Ma non è questo il punto. Ci sono molte interviste di Lutring, su Youtube, che meritano  di essere viste. Perché da quei filmati, in cui il "Solista del mitra" – come veniva chiamato ai tempi delle sue scorrerie, perché nascondeva il mitra nella custodia di un violino – racconta la sue avventure giovanili, esce una Milano del passato che riesce a mettere addirittura un po' di malinconia. Quella raccontata da Lutring, certo, è la Milano della "Ligera", un mondo che vive al di fuori della legalità, fatto di furti, di rapine, di colpi audaci e spesso violenti, di soldi guadagnati (e subito spesi) in modo facile, troppo facile. Ma da questa persona, considerato ai tempi dalle polizie di Italia e Francia come il "Pericolo pubblico numero 1", capace di seminare il panico per lunghi anni tra banche, gioiellerie, pelliccerie e via dicendo, traspare un fondo di umanità difficile da scovare altrove.

Non uccise né ferì mai nessuno

A quanto si sa, Lutring non uccise né ferì mai nessuno e questo non è un particolare insignificante. Iniziò a rubare quasi per caso, il racconto della sua prima rapina è qualcosa che vale la pena di essere ascoltato. La zia (la zia!) gli aveva chiesto di andare in posta a pagargli una bolletta. Lui ci era andato, con la sua vecchia pistola senza proiettili infilata nei pantaloni. L'aveva comprata di seconda mano qualche mese prima, la portava con sé per fare il bullo con gli amici, nel quartiere. Il cassiere della posta era lento e lui si era lamentato battendo un pugno sul bancone. Nel movimento si era intravista la pistola nella cinta, così che il cassiere, spaventato, gli aveva consegnato in tutta fretta una montagna di soldi senza che lui avesse chiesto niente.
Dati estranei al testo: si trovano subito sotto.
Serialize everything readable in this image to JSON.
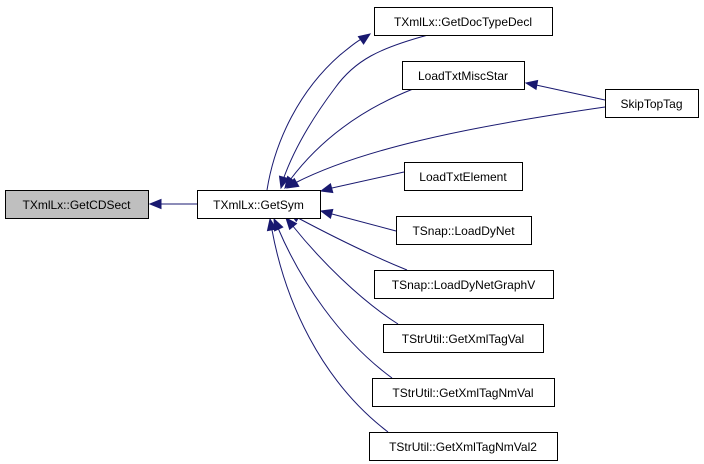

Chissà se andò veramente così. La cosa certa è che da quel momento iniziò una carriera fulminante, da rapinatore gentiluomo, che portò Lutring ad appropriarsi, fino al momento dell'arresto, avvenuto in Francia nel 1965, di una cifra corrispondente ai 30 miliardi di lire di allora (secondo quanto raccontato da lui stesso). Soldi tutti spesi in donne (molte rapine le compì per soddisfare la sua Ivonne), gioco, bella vita fatta di macchine di lusso, grandi alberghi e vacanze nei luoghi più esclusivi.
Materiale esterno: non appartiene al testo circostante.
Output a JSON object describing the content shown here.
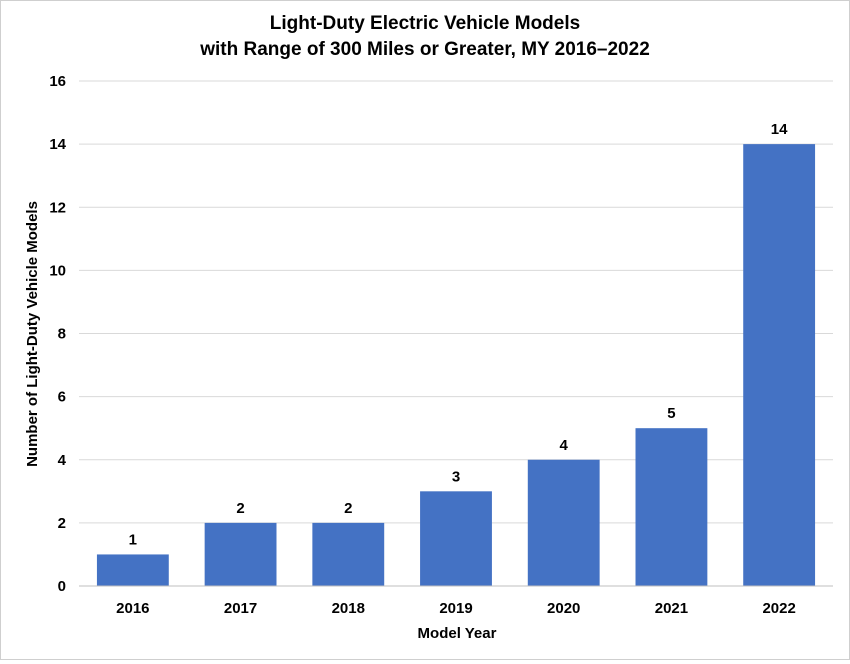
{
  "chart_data": {
    "type": "bar",
    "title_lines": [
      "Light-Duty Electric Vehicle Models",
      "with Range of 300 Miles or Greater, MY 2016–2022"
    ],
    "xlabel": "Model Year",
    "ylabel": "Number of Light-Duty Vehicle Models",
    "categories": [
      "2016",
      "2017",
      "2018",
      "2019",
      "2020",
      "2021",
      "2022"
    ],
    "values": [
      1,
      2,
      2,
      3,
      4,
      5,
      14
    ],
    "data_labels": [
      "1",
      "2",
      "2",
      "3",
      "4",
      "5",
      "14"
    ],
    "ylim": [
      0,
      16
    ],
    "yticks": [
      0,
      2,
      4,
      6,
      8,
      10,
      12,
      14,
      16
    ],
    "ytick_labels": [
      "0",
      "2",
      "4",
      "6",
      "8",
      "10",
      "12",
      "14",
      "16"
    ],
    "grid": true,
    "legend": "none",
    "bar_color": "#4472C4",
    "grid_color": "#d9d9d9"
  }
}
E' uno che ha pagato per i suoi misfatti

Niente di edificante, siamo d'accordo. Ma siamo di fronte a una persona che ha pagato con il carcere per quello che ha compiuto – non ce ne sono tante, in giro, ad averlo fatto – e che ha saputo in seguito regalarsi una nuova vita, da persona normale. Ora non c'è più e di lui restano i libri, i quadri (pare che le sue tele siano molto apprezzate) e i racconti brillanti delle sue guasconate, che a sentirle descritte da lui - con il suo milanese "romantico" – sembrano quasi scene di un brillante film del genere "guardie e ladri".
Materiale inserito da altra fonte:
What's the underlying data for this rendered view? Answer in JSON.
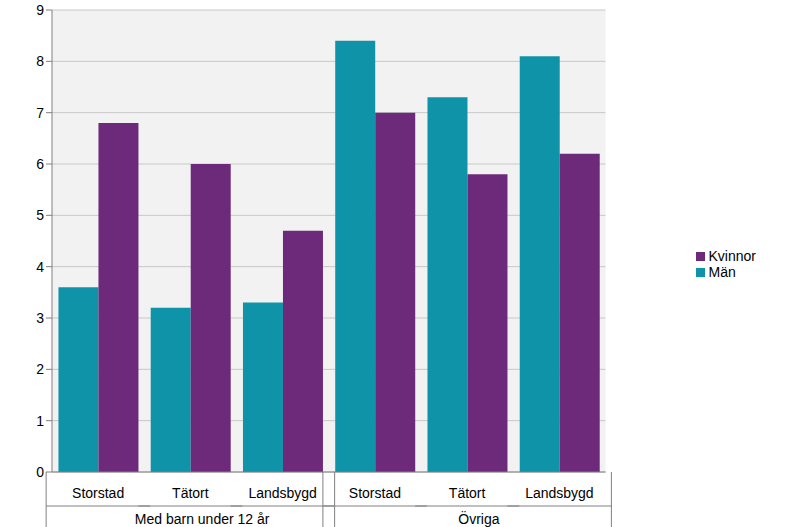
{
  "chart_data": {
    "type": "bar",
    "groups": [
      {
        "name": "Med barn under 12 år",
        "categories": [
          "Storstad",
          "Tätort",
          "Landsbygd"
        ]
      },
      {
        "name": "Övriga",
        "categories": [
          "Storstad",
          "Tätort",
          "Landsbygd"
        ]
      }
    ],
    "series": [
      {
        "name": "Män",
        "color": "#0f93a8",
        "values": [
          3.6,
          3.2,
          3.3,
          8.4,
          7.3,
          8.1
        ]
      },
      {
        "name": "Kvinnor",
        "color": "#6e2a7a",
        "values": [
          6.8,
          6.0,
          4.7,
          7.0,
          5.8,
          6.2
        ]
      }
    ],
    "ylim": [
      0,
      9
    ],
    "yticks": [
      0,
      1,
      2,
      3,
      4,
      5,
      6,
      7,
      8,
      9
    ],
    "grid": true,
    "legend": "right"
  }
}
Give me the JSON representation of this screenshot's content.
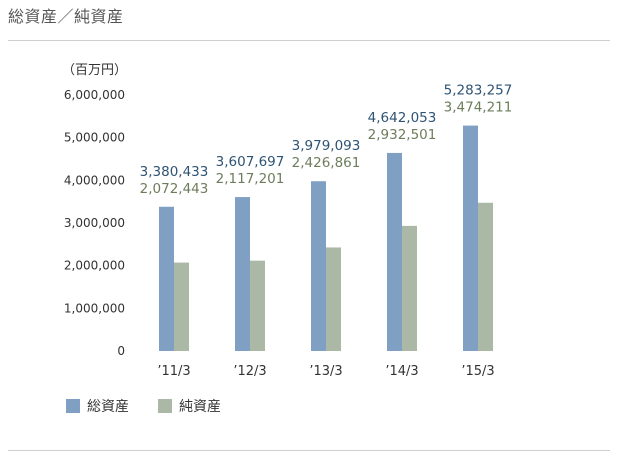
{
  "header": {
    "title": "総資産／純資産"
  },
  "chart_data": {
    "type": "bar",
    "unit_label": "（百万円）",
    "categories": [
      "’11/3",
      "’12/3",
      "’13/3",
      "’14/3",
      "’15/3"
    ],
    "series": [
      {
        "name": "総資産",
        "color": "#7f9fc3",
        "label_color": "#2f5373",
        "values": [
          3380433,
          3607697,
          3979093,
          4642053,
          5283257
        ],
        "labels": [
          "3,380,433",
          "3,607,697",
          "3,979,093",
          "4,642,053",
          "5,283,257"
        ]
      },
      {
        "name": "純資産",
        "color": "#abb8a6",
        "label_color": "#6d7d5c",
        "values": [
          2072443,
          2117201,
          2426861,
          2932501,
          3474211
        ],
        "labels": [
          "2,072,443",
          "2,117,201",
          "2,426,861",
          "2,932,501",
          "3,474,211"
        ]
      }
    ],
    "yticks": [
      0,
      1000000,
      2000000,
      3000000,
      4000000,
      5000000,
      6000000
    ],
    "ytick_labels": [
      "0",
      "1,000,000",
      "2,000,000",
      "3,000,000",
      "4,000,000",
      "5,000,000",
      "6,000,000"
    ],
    "ylim": [
      0,
      6000000
    ],
    "grid": false,
    "legend_position": "bottom-left"
  }
}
Perché diciamocelo: Lutring sarà anche stato uno spietato rapinatore, un fannullone e un perdigiorno votato solo alla ricerca del proprio piacere, ma nulla ci impedisce di dire che era anche una persona gentile, umana e autoironica. Insomma, proprio un simpatico bandito, come ai giorni nostri non ce ne sono più (tanto per voler concludere con una banalità).